Man who impersonated deputy on Tinder avoids more jail time, gets probation
ALBUQUERQUE, N.M. — Earlier this year, Rico Dukes pleaded guilty to impersonating an officer and carrying a gun on school grounds. He was in court Friday afternoon for his sentencing hearing.
The state was asking that Dukes serve the maximum sentence of 2 1/2 years.
“This isn’t someone who just decided to impersonate an officer for one day,” said India Trummer, state prosecutor. “He took many, many steps to really become an officer, portray this image of a peace officer, and use it to his advantage.”
Dukes was only caught after matching with a Bernalillo County employee on Tinder, who discovered Dukes was not actually a deputy. He was arrested in April.
“It’s about impersonating an officer and using that image to deceive, prey on women – to take the trustworthiness of an officer to break the rules, to bring a gun into a school,” Trummer said.
Dukes has been in jail since his arrest more than seven months ago. His attorney argued for release.

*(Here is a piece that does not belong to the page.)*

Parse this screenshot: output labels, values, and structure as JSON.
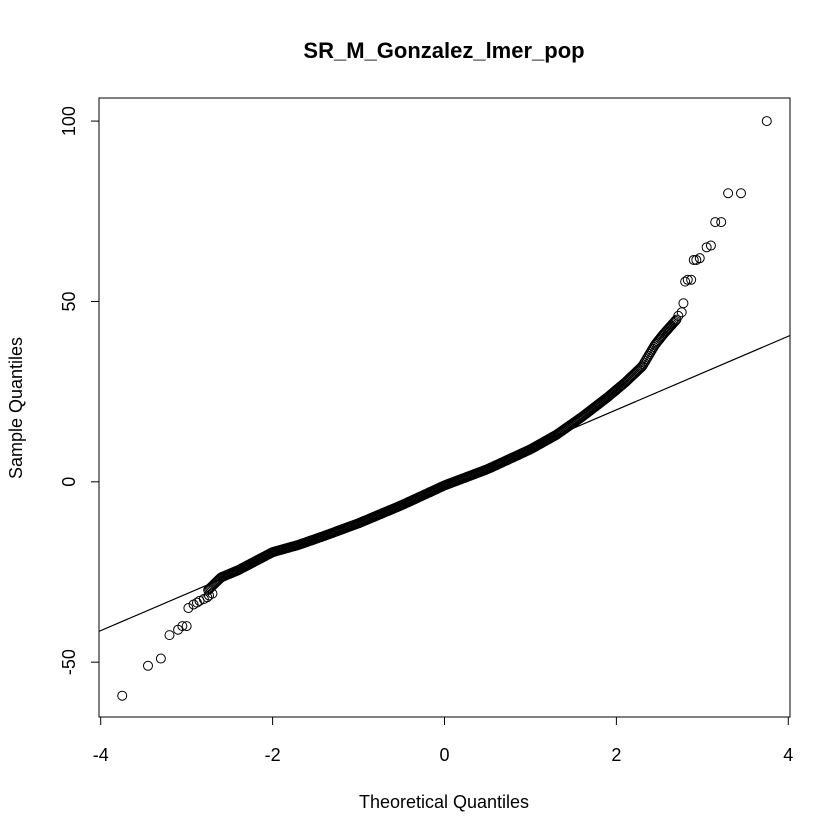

“He was playing the role of good cop and doing it pretty well by all accounts, and, your Honor, this really is his only chance in life to prove he’s learned from his misconduct,” said Sam Ashman, his defense.

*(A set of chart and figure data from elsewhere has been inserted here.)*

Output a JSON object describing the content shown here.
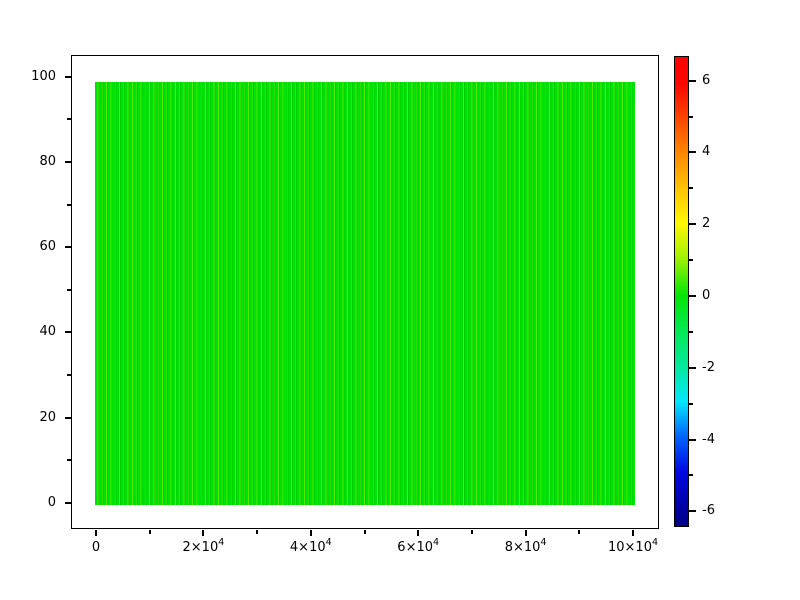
{
  "figure": {
    "background_color": "#ffffff",
    "frame_color": "#000000",
    "label_color": "#000000",
    "title": "",
    "xlabel": "",
    "ylabel": ""
  },
  "chart_data": {
    "type": "heatmap",
    "title": "",
    "xlabel": "",
    "ylabel": "",
    "x_axis": {
      "range": [
        0,
        100000
      ],
      "major_ticks": [
        {
          "value": 0,
          "text": "0",
          "sup": ""
        },
        {
          "value": 20000,
          "text": "2×10",
          "sup": "4"
        },
        {
          "value": 40000,
          "text": "4×10",
          "sup": "4"
        },
        {
          "value": 60000,
          "text": "6×10",
          "sup": "4"
        },
        {
          "value": 80000,
          "text": "8×10",
          "sup": "4"
        },
        {
          "value": 100000,
          "text": "10×10",
          "sup": "4"
        }
      ],
      "minor_ticks": [
        10000,
        30000,
        50000,
        70000,
        90000
      ]
    },
    "y_axis": {
      "range": [
        0,
        100
      ],
      "major_ticks": [
        {
          "value": 0,
          "text": "0"
        },
        {
          "value": 20,
          "text": "20"
        },
        {
          "value": 40,
          "text": "40"
        },
        {
          "value": 60,
          "text": "60"
        },
        {
          "value": 80,
          "text": "80"
        },
        {
          "value": 100,
          "text": "100"
        }
      ],
      "minor_ticks": [
        10,
        30,
        50,
        70,
        90
      ]
    },
    "colorbar": {
      "range": [
        -6.7,
        6.7
      ],
      "colormap": "jet (navy-blue-cyan-green-yellow-orange-red, low to high)",
      "major_ticks": [
        {
          "value": 6,
          "text": "6"
        },
        {
          "value": 4,
          "text": "4"
        },
        {
          "value": 2,
          "text": "2"
        },
        {
          "value": 0,
          "text": "0"
        },
        {
          "value": -2,
          "text": "-2"
        },
        {
          "value": -4,
          "text": "-4"
        },
        {
          "value": -6,
          "text": "-6"
        }
      ],
      "minor_ticks": [
        5,
        3,
        1,
        -1,
        -3,
        -5
      ],
      "gradient_stops": [
        {
          "pos": "0%",
          "color": "#ff0000"
        },
        {
          "pos": "6%",
          "color": "#fb0900"
        },
        {
          "pos": "13%",
          "color": "#ff4600"
        },
        {
          "pos": "20.5%",
          "color": "#ff8800"
        },
        {
          "pos": "28%",
          "color": "#ffc300"
        },
        {
          "pos": "35.5%",
          "color": "#fff800"
        },
        {
          "pos": "43%",
          "color": "#9df100"
        },
        {
          "pos": "51%",
          "color": "#00e606"
        },
        {
          "pos": "58.5%",
          "color": "#00e955"
        },
        {
          "pos": "66%",
          "color": "#00e99c"
        },
        {
          "pos": "73.5%",
          "color": "#00e6ff"
        },
        {
          "pos": "81%",
          "color": "#0063ff"
        },
        {
          "pos": "88.5%",
          "color": "#0008e0"
        },
        {
          "pos": "96.5%",
          "color": "#0000a0"
        },
        {
          "pos": "100%",
          "color": "#000085"
        }
      ]
    },
    "data_summary": {
      "description": "Uniform field with values near 0 (rendered bright green) over the full domain, with a fine vertical stripe texture of slightly lighter/darker green columns.",
      "approx_value": 0,
      "x_extent": [
        0,
        100000
      ],
      "y_extent": [
        0,
        99
      ]
    },
    "field_colors": {
      "base_green": "#00e206",
      "stripe_light_green": "#55ec00",
      "stripe_dark_green": "#00cd00"
    },
    "legend_position": "right-colorbar",
    "grid": false
  }
}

Judge Bruce Fox agreed to a deferred sentence of 2 1/2 years of supervised probation.
“To put it bluntly, he was dressing up as a police officer to try to pick up women,” Judge Fox said.
The judge acknowledged the danger, saying Dukes’ probation would come with strict conditions.
“The risk is somebody who is in an emergency might think, try to ask for help from someone like Mr. Dukes, and he’s carrying a firearm, someone may disarm him,” Judge Fox said.
Dukes will get credit for the time he’s served. Some of the conditions of his probation include electronic GPS monitoring for a year upon release. He also can’t have any clothing, patches, or badges that indicate a position of authority.
A probation officer will also be monitoring his social media, including his dating accounts.